We have to admit: For an industry that posted enormous losses in 2009 and is now on the government dole, $18.4 billion in "performance" bonuses for Wall Street executives seems a tad much. President Obama called it "shameful."

"There will be time for them to make profits," he said Thursday with Treasury Secretary Tim Geithner by his side. "And there will be time for them to get bonuses. Now's not that time. And that's the message that I intend to send directly to them, I expect Secretary Geithner to send to them."

Vice President Joe Biden was even more pointed: "I'd like to throw these guys in the brig," he said.

Democratic Sen. Chris Dodd had this to say to those executives who take home big bonuses: "If you do it, I'm going to bring you before the (Senate Banking) Committee."

Perhaps the ire is deserved. It's hard to defend Wall Street executives' pay. Last year, the Dow closed off 34%, its third-biggest loss ever, as trillions in wealth evaporated. And financial companies lost nearly $50 billion for their shareholders.

Yet executives gave themselves hefty bonuses, claiming they had to do so in order to keep talented people.

Maybe so. But it's sad this should even be a part of our daily discussion, and it only shows just how twisted things have become in our once-capitalist system. In the brave new world of post-bailout economics, politicians — not the marketplace — decide what it's appropriate to pay executives.

At one time, businesses competed intensely, and success or lack of same guided what executives would earn. But no more.
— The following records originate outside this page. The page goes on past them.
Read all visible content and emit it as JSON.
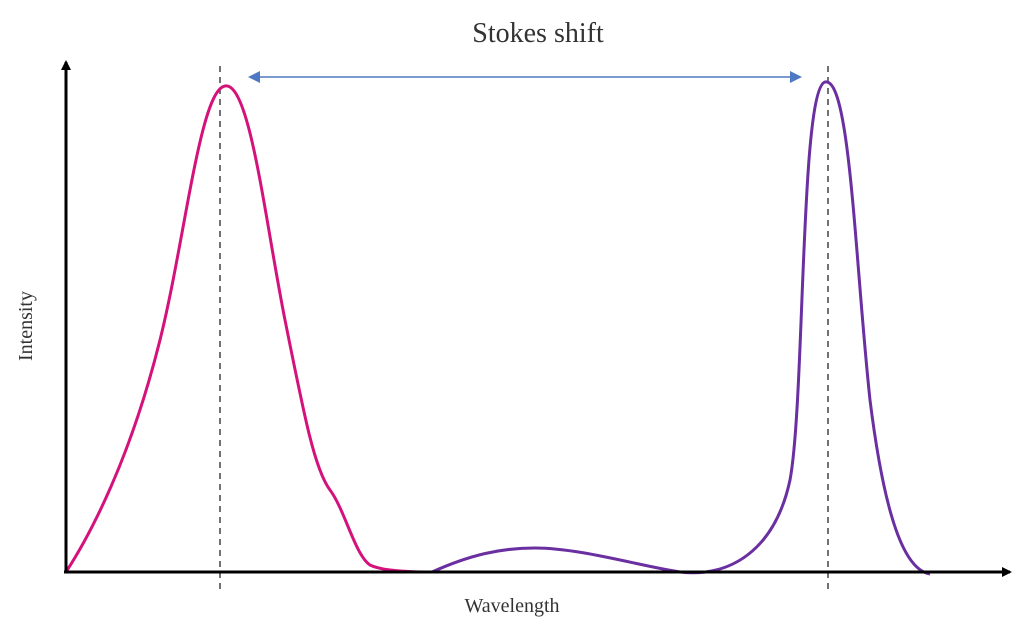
{
  "title": "Stokes shift",
  "xlabel": "Wavelength",
  "ylabel": "Intensity",
  "colors": {
    "axes": "#000000",
    "absorption_curve": "#d4127c",
    "emission_curve": "#6a2fa0",
    "shift_arrow": "#4f78c2",
    "guide_lines": "#444444",
    "text": "#333333"
  }
}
Today, with hundreds of billions of dollars flowing from public coffers into the private financial sector to prop up failing companies, politicians feel quite within their rights to harangue, cajole, even threaten those who take their money.
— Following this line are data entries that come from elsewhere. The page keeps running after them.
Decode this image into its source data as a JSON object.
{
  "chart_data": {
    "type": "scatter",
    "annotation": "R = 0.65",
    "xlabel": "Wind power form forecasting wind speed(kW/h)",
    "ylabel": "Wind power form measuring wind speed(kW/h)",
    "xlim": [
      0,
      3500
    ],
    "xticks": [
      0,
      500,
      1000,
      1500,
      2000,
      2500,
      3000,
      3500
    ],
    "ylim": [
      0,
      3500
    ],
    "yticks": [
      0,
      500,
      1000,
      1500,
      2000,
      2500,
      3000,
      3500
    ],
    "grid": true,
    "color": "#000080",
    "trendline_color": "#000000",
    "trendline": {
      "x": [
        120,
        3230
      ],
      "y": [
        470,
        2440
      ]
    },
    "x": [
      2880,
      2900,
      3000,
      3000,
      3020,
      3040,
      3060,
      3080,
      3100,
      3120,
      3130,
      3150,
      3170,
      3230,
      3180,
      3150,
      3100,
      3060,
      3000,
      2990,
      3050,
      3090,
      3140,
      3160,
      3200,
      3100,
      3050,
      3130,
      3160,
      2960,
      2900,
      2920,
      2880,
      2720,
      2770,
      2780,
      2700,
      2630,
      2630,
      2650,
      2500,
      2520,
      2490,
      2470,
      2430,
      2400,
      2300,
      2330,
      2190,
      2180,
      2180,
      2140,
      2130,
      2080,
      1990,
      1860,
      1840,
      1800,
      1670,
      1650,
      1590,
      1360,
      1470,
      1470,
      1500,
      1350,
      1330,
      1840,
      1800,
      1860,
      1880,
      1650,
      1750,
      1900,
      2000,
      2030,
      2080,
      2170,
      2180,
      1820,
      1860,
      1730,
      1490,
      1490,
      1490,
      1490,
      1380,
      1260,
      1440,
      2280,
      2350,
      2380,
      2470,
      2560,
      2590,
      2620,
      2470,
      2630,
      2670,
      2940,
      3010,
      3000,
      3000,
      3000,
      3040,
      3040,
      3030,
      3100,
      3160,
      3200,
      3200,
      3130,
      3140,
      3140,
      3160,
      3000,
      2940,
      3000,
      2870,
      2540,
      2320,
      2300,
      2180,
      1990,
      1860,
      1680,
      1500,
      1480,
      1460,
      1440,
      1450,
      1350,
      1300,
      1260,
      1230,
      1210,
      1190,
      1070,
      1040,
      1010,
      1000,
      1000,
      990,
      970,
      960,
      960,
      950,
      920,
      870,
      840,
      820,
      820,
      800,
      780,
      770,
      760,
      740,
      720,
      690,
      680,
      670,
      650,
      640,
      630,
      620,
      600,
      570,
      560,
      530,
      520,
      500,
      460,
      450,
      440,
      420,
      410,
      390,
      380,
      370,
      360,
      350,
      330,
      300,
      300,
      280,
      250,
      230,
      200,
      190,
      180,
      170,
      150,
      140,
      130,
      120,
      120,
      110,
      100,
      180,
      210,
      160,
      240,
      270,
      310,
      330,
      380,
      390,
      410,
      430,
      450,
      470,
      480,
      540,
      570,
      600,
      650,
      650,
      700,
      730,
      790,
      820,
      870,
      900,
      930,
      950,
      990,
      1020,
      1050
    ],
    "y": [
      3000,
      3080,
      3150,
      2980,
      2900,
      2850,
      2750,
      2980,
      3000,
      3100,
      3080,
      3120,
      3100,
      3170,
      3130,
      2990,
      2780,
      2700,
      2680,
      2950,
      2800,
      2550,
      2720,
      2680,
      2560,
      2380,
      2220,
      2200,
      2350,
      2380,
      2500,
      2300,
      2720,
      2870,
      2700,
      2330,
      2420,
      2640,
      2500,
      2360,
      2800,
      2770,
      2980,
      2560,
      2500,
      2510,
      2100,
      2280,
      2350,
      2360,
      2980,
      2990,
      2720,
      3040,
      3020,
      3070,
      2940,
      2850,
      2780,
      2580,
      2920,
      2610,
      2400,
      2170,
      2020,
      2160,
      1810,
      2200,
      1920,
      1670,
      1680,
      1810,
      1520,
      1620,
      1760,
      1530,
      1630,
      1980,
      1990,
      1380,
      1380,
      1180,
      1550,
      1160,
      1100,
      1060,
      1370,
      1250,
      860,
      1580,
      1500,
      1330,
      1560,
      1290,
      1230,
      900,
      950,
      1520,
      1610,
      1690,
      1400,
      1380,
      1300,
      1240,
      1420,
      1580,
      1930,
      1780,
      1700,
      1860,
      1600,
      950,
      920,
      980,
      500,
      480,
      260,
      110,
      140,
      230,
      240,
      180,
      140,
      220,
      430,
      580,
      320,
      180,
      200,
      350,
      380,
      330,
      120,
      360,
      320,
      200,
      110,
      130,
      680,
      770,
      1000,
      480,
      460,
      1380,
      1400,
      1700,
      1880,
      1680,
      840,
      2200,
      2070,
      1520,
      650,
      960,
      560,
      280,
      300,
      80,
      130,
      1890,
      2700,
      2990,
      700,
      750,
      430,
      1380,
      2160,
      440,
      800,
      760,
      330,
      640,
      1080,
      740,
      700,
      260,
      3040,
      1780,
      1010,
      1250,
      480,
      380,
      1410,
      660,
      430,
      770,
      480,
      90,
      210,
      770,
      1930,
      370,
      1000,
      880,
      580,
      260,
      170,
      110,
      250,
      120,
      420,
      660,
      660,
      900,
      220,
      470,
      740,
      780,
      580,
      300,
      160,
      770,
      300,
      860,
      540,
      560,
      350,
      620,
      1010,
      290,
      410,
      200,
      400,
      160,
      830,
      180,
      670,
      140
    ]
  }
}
This is one of the unforeseen consequences economists warn about. Executives who thought they'd get access to Uncle Sam's wallet without strings attached now find they're beholden to elected officials — not the market.
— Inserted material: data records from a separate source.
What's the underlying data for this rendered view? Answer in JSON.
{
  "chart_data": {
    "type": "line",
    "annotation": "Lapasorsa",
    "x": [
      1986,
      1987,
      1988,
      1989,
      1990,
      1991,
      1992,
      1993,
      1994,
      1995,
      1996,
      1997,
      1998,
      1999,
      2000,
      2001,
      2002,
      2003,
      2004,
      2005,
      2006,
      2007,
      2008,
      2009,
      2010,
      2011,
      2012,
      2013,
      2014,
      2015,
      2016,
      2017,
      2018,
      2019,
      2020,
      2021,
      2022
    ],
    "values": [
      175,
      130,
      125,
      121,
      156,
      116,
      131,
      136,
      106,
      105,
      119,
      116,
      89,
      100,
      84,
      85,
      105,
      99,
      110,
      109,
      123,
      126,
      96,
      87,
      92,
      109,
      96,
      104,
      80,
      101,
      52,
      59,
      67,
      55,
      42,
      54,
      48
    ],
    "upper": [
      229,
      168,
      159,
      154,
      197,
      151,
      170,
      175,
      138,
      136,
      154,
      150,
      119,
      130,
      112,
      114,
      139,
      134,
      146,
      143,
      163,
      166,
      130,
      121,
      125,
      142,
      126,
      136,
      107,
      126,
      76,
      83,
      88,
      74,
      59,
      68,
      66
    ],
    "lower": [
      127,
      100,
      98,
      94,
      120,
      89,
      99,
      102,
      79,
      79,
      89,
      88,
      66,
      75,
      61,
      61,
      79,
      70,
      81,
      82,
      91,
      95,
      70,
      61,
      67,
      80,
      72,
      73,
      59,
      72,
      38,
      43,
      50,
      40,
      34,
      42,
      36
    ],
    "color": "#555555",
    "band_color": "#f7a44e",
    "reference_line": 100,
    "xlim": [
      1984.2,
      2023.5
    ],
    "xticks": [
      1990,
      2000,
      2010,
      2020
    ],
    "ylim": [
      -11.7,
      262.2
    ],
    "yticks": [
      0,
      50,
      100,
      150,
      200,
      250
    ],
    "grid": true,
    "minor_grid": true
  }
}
It would be far healthier for the economy if it was the companies themselves, operating within market-imposed discipline and under the watchful eye of shareholders, that decided how executives were compensated.

Sadly, Wall Street today seems to suffer from what economists call an "agency problem." In a healthy company, managers and execs work for the shareholders. But after a government bailout, taxpayers — that is, politicians — are boss.

And, as always, this leaves a lot of room for politicians to demagogue the issue, always on behalf of "the taxpayers."

That's what's happening now in Washington, and it isn't healthy. However outraged you might be at the executives' $18 billion in bonuses, that pales in comparison to Congress' pork-filled, 680-page, $825-billion stimulus bill.

As the bill moves toward law, polls show voters are having second thoughts about the whole thing. Mainly, they don't like the waste — or the fact that only about 10% to 15% of the spending can even remotely be called "stimulus."

Does this explain why politicians have suddenly gone into such high dudgeon over executive bonuses? After all, if you were about to misspend hundreds of billions in taxpayer money, wouldn't you want a scapegoat too?